Procedure for metaquery in pure SQL / PostgreSQL

170 views Asked by At

Given the following:

CREATE TABLE filters (
id BIGINT NOT NULL
, name TEXT NOT NULL
, range NUMRANGE NOT NULL
, UNIQUE (id, name)
);

INSERT INTO filters (id,name,range) VALUES (99,'value1','[45,90]'::NUMRANGE);
INSERT INTO filters (id,name,range) VALUES (99,'value2','[15,50]'::NUMRANGE);
INSERT INTO filters (id,name,range) VALUES (23,'value1','[45,90]'::NUMRANGE);

CREATE TABLE data (
value1 NUMERIC
, value2 NUMERIC
);

EDIT - Added sample data rows

// filter.id = 99, neither value1 or value2 match this row
INSERT INTO data (value1,value2) VALUES (40.01, 11.12); 

// filter.id = 99, only value2 matches this row
INSERT INTO data (value1,value2) VALUES (15.48, 20.14);

// filter.id = 99, only value1 matches this row
INSERT INTO data (value1,value2) VALUES (53.48, 70.14);

// filter.id = 99, both value1 and value2 match this row
INSERT INTO data (value1,value2) VALUES (64.12, 33.48);

The filters table consists of a series of filters, grouped by id.

I want to apply a specific group of filters (i.e. filters.id = 99) to the data table where each row of filters would apply filters.range to the column of data that matched filters.name.
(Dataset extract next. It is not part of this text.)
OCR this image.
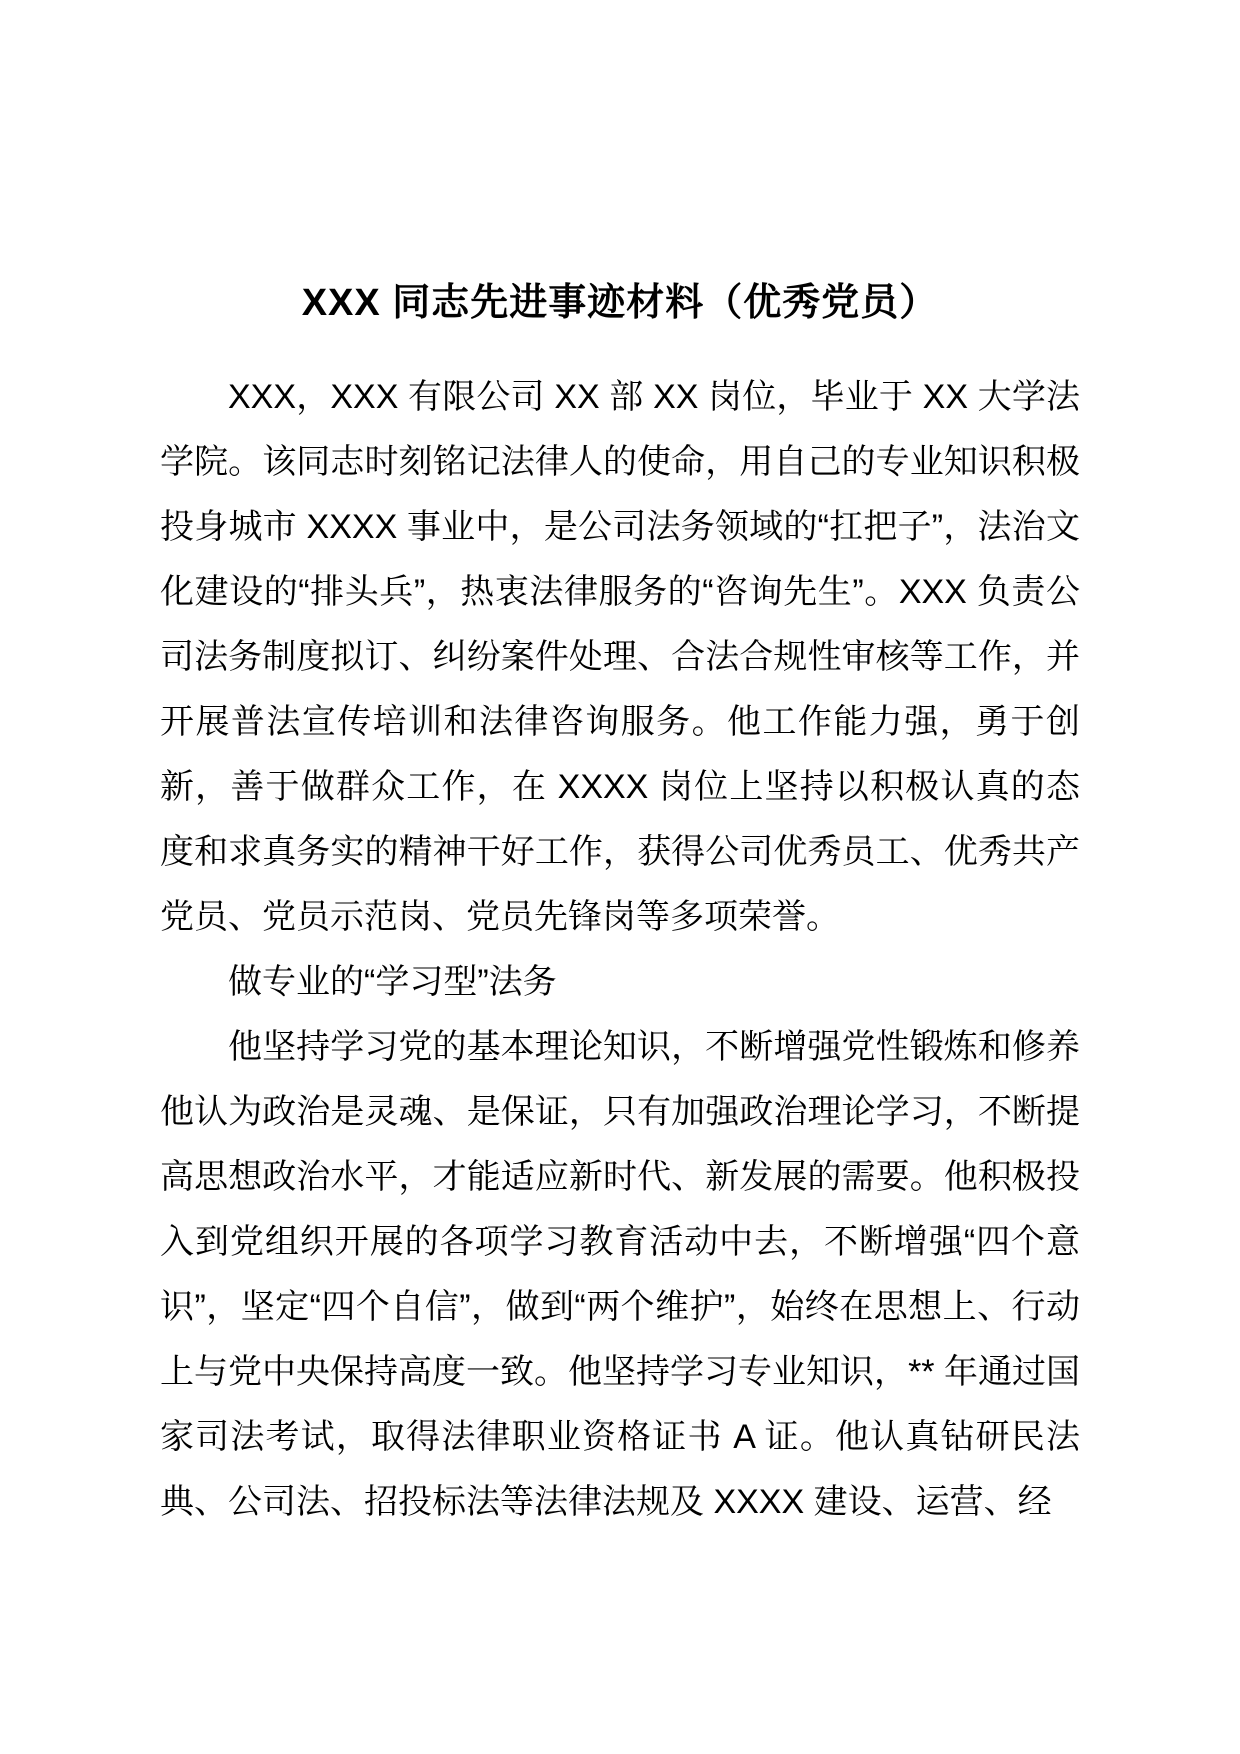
XXX 同志先进事迹材料（优秀党员）

XXX，XXX 有限公司 XX 部 XX 岗位，毕业于 XX 大学法学院。该同志时刻铭记法律人的使命，用自己的专业知识积极投身城市 XXXX 事业中，是公司法务领域的“扛把子”，法治文化建设的“排头兵”，热衷法律服务的“咨询先生”。XXX 负责公司法务制度拟订、纠纷案件处理、合法合规性审核等工作，并开展普法宣传培训和法律咨询服务。他工作能力强，勇于创新，善于做群众工作，在 XXXX 岗位上坚持以积极认真的态度和求真务实的精神干好工作，获得公司优秀员工、优秀共产党员、党员示范岗、党员先锋岗等多项荣誉。

做专业的“学习型”法务

他坚持学习党的基本理论知识，不断增强党性锻炼和修养他认为政治是灵魂、是保证，只有加强政治理论学习，不断提高思想政治水平，才能适应新时代、新发展的需要。他积极投入到党组织开展的各项学习教育活动中去，不断增强“四个意识”，坚定“四个自信”，做到“两个维护”，始终在思想上、行动上与党中央保持高度一致。他坚持学习专业知识，** 年通过国家司法考试，取得法律职业资格证书 A 证。他认真钻研民法典、公司法、招投标法等法律法规及 XXXX 建设、运营、经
Originally, the schema included a 1:1 column duplication in filters and data, such that a join could be accomplished with filters.col3 = data.col3 or by a ranged comparison. The problem is I know have over 1000 filters I'd like to track in the filters table and apply against the data table.

Tried some googling but not sure how to phrase this type of question. I know I could just form the queries in an external language, but I'd like to execute this in pure SQL/PostgreSQL if possible.

1

There are 1 answers

0
Erwin Brandstetter On BEST ANSWER

You need dynamic SQL for that.

Add a surrogate PK to your table for several reasons, one of which being a stable sort order for filters within the same group. Another: always add a PK.

CREATE TABLE filter (
   filter_id serial PRIMARY KEY  -- add surrogate PK
 , filter_grp int NOT NULL
 , name   text NOT NULL
 , range  numrange NOT NULL
);

This function does it all:

CREATE OR REPLACE FUNCTION f_get_data(_filter_grp int)
  RETURNS SETOF data AS
$func$
DECLARE
   _where text;
   _arr   numrange[];
BEGIN

SELECT string_agg(name || ' <@ $1[' || rn || ']', ' AND ') -- AND?
      ,array_agg(range)
INTO   _where, _arr
FROM  (
   SELECT name, range
         ,row_number() OVER (ORDER BY filter_id) AS rn
   FROM   filter
   WHERE  filter_grp = _filter_grp
   ORDER  BY filter_id
   ) sub;

-- RAISE NOTICE '%', 'SELECT * FROM data WHERE ' || _where;
RETURN QUERY EXECUTE 'SELECT * FROM data WHERE ' || _where
USING  _arr;

END
$func$ LANGUAGE plpgsql;

Call:

SELECT * FROM f_get_data(99);

This builds and executes a query of the form:

SELECT * FROM data
WHERE  value1 <@'[45,90]'::numrange
AND    value2 <@'[15,50]'::numrange;

SQL Fiddle.

Explain

  • SELECT * FROM data can conveniently be coupled with SETOF data as return type of the function.

  • Avoid converting values to text and back when building the query string. Instead provide values with the USING clause, and use $n placeholders in the query sting for EXECUTE.
    In this particular case, the number of values is also dynamic. We can dodge the bullet by using array indices which automatically correspond to the position of the value in the aggregated array.